« Papa, pourquoi maman a un deuxième amoureux? » En Amérique du Nord, près d’une personne sur cinq a déjà été impliquée dans une relation non monogame consensuelle (NMC) au cours de sa vie, et cette tendance gagne en importance chez les jeunes adultes. Face à cette transformation des relations intimes et amoureuses, comment les parents québécois engagés dans de telles relations abordent-ils cet aspect de leur quotidien avec leurs enfants?

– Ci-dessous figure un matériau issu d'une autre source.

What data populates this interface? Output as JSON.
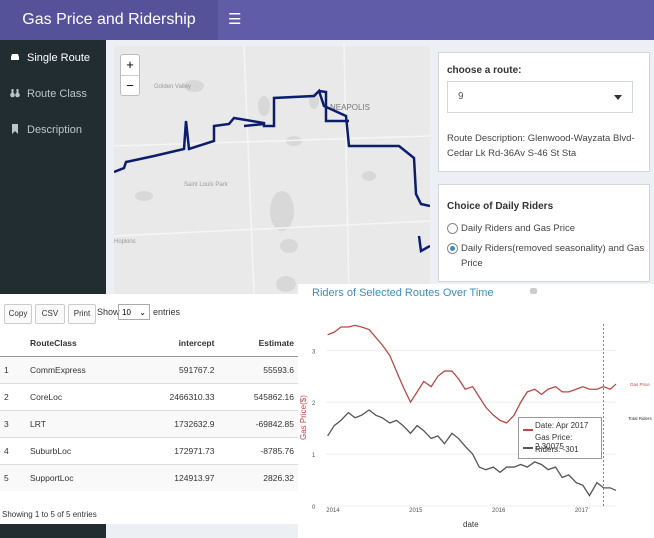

Une équipe de recherche analyse les données qualitatives d’une étude conduite en 2018-2019. Cette recherche menée auprès de 34 participant·e·s polyamoureux et polyamoureuses, ou en couple ouvert, majoritairement québécois·e·s, vise à sonder les dynamiques familiales et parentales en contexte de relation non monogame consensuelle. L’échantillon, composé de 18 hommes et 16 femmes vivant généralement seul·e·s avec leurs enfants ou avec un·e partenaire et leurs enfants, inclut 19 personnes s’identifiant comme non hétérosexuelles. L’objectif des chercheuses? Mieux identifier les défis auxquels font face les parents québécois non monogames qui souhaitent faire preuve de transparence envers leur progéniture, et les stratégies qu’ils adoptent pour y parvenir.
Amour à deux ou à plusieurs : les différentes façons d’être ensemble
S’aimer à deux, c’est bien, mais si s’aimer à plusieurs, c’était mieux? Gagnant en popularité, les relations non monogames consensuelles ou « relations plurielles » se posent comme une alternative au duo amoureux traditionnel. Souvent définies comme des accords qui permettent d’avoir des aventures sexuelles hors du couple, les relations ouvertes contrastent avec le polyamour, où l’on vise davantage à développer plusieurs partenariats amoureux simultanément.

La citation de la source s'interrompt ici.